No one doubted Palmer's skills as he led the NFL with 32 touchdown passes in 2005. But after then-Pittsburgh Steeler Kimo von Oelhoffen rolled into Palmer's knee, tearing two ligaments and dislocating the kneecap, many wondered whether Palmer would be ready for the regular season.

Palmer's performance against the Packers, which included 140 passing yards, an 11-yard scramble and a couple of hard hits in the pocket, convinced coach Marvin Lewis that his quarterback is more than ready to start Sunday against the Kansas City Chiefs.

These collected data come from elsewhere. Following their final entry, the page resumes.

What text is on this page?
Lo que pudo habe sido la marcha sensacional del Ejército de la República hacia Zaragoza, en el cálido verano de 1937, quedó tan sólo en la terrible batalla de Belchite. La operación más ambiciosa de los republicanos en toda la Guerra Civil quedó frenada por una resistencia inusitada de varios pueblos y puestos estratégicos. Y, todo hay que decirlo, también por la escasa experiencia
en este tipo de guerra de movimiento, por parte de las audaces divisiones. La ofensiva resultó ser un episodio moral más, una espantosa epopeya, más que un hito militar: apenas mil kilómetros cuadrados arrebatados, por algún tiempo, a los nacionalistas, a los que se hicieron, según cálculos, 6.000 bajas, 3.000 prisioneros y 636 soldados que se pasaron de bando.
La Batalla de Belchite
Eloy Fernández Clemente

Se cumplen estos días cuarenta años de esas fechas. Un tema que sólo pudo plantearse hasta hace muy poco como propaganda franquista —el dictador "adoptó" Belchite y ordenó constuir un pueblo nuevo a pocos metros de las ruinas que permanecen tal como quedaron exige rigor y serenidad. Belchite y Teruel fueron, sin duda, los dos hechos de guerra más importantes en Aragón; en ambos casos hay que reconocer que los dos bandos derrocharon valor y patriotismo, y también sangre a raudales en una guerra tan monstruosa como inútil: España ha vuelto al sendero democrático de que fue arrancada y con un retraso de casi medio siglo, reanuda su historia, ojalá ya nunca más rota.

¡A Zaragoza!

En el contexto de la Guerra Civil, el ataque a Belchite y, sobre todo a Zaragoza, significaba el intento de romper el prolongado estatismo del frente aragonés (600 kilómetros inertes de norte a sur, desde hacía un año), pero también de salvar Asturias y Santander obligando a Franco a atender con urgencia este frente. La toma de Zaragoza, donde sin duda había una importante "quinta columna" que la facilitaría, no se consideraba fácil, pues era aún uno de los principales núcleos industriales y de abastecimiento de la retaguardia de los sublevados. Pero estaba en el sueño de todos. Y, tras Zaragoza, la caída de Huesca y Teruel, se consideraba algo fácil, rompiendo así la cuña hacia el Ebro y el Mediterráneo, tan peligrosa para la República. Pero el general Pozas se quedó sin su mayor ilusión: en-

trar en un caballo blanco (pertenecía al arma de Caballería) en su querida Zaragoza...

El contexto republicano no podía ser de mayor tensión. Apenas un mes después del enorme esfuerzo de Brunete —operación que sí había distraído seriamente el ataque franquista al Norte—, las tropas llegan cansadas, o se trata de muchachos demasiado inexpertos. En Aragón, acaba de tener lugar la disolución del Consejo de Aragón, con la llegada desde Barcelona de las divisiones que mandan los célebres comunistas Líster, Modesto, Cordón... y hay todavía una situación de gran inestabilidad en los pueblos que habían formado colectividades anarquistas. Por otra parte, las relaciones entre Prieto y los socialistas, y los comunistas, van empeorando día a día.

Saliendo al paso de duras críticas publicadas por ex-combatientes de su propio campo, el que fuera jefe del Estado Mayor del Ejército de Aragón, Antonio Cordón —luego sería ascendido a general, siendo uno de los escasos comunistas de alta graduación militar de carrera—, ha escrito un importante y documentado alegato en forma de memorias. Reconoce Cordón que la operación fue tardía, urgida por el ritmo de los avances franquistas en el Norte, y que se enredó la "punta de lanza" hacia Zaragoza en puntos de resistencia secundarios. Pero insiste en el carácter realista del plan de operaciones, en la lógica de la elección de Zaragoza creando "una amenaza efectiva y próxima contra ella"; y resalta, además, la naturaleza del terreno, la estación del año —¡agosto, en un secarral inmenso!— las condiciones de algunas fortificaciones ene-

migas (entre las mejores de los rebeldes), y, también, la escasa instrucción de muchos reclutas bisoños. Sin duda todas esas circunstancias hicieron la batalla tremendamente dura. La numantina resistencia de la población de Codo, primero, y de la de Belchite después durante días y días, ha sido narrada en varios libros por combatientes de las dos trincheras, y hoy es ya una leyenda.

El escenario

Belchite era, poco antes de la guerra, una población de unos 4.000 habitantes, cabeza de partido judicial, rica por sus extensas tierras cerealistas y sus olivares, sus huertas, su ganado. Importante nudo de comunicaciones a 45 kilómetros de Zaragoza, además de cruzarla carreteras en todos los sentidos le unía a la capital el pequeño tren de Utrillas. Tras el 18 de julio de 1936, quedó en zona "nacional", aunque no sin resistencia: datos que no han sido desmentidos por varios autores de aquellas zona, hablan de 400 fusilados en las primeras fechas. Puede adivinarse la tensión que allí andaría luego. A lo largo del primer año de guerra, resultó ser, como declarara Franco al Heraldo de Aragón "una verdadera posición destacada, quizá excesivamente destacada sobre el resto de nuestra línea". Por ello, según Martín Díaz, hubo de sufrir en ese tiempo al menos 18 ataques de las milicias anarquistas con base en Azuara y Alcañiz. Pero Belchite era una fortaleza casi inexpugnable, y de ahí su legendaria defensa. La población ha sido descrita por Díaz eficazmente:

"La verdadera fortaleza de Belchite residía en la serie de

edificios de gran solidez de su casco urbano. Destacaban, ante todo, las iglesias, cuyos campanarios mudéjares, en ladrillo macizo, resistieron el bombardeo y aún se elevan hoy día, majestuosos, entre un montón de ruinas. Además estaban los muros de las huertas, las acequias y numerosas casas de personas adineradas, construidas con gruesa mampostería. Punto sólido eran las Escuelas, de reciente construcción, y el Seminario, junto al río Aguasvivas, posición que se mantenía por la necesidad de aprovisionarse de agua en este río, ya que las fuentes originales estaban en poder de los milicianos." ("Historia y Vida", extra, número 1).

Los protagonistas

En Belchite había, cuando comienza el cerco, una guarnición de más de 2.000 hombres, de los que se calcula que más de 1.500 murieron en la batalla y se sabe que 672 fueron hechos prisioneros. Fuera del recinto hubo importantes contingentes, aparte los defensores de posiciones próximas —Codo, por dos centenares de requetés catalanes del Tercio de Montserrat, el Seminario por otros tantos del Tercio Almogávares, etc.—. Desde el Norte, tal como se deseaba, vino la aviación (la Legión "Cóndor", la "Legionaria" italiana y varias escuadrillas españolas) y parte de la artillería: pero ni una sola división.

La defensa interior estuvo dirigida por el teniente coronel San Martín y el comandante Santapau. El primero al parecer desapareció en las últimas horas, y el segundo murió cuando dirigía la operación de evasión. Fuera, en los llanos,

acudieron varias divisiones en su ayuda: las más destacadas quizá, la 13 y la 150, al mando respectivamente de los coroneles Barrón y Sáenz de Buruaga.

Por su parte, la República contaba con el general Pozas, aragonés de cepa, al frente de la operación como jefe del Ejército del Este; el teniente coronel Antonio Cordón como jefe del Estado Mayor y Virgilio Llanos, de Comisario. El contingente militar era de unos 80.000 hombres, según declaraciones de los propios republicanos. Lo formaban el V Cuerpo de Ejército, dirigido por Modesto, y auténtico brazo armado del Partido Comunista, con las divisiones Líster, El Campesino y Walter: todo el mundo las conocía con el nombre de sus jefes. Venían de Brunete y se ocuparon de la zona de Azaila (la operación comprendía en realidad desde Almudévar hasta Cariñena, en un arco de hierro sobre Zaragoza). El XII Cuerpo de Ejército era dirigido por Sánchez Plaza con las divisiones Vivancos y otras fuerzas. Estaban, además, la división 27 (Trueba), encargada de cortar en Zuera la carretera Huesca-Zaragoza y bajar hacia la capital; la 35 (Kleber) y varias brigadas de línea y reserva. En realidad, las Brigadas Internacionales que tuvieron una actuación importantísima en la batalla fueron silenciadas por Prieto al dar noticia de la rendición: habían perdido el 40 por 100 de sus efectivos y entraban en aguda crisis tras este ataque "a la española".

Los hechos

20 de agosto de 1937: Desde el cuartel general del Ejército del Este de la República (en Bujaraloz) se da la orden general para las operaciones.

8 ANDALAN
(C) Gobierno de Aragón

"Unfortunately, a lot was made of what he's been through," Lewis said last week. "He's our quarterback. He got injured. He's come back from the injury. Now we can move on and quit writing about it."

Palmer's return does not bode well for the rest of the AFC North. With weapons like Palmer, running back Rudi Johnson and receivers Chad Johnson and T.J. Houshmandzadeh, the Bengals offense could improve on last season's No. 6 ranking.

Ravens defensive coordinator Rex Ryan said he's not surprised by Palmer's rapid recovery.

"I'm glad for him, but disappointed for us," Ryan said with a smile. "Obviously, it's a lot easier to play a team with their backup quarterback. But he is a tremendous talent and that's why he was taken with the first pick [in the 2003 draft]."

Passing game

Personnel -- A lot of attention is paid to receiver Chad Johnson (97receptions, 1,432 yards, nine touchdowns last season), who is as dangerous on crossing routes as he is on fly patterns. But fellow wide-out T.J. Houshmandzadeh (78 receptions, 956 yards, seven TDs) is no slouch, and receiver Chris Henry averaged a touchdown catch every five receptions.

Biggest weapon -- Johnson led the AFC in receptions and yards. He has developed a rapport with quarterback Carson Palmer and can be counted on to stretch the field almost as well as he stretches his mouth to yap at opposing defensive backs.

Biggest concern -- The Bengals lack a credible threat at tight end (Reggie Kelly had only 15 catches last season), and running back Chris Perry (51 receptions, 328 yards) is on the physically-unable-to-perform list because of knee and ankle injuries.

Ravens defensive coordinator Rex Ryan says -- "They've got tremendous personnel, and it starts with their quarterback. He can put it out there with the best of them. They're loaded at receiver with Houshmandzadeh and Johnson and Chris Henry. They've got good backs that can catch the ball. That's one of the toughest passing games to attack."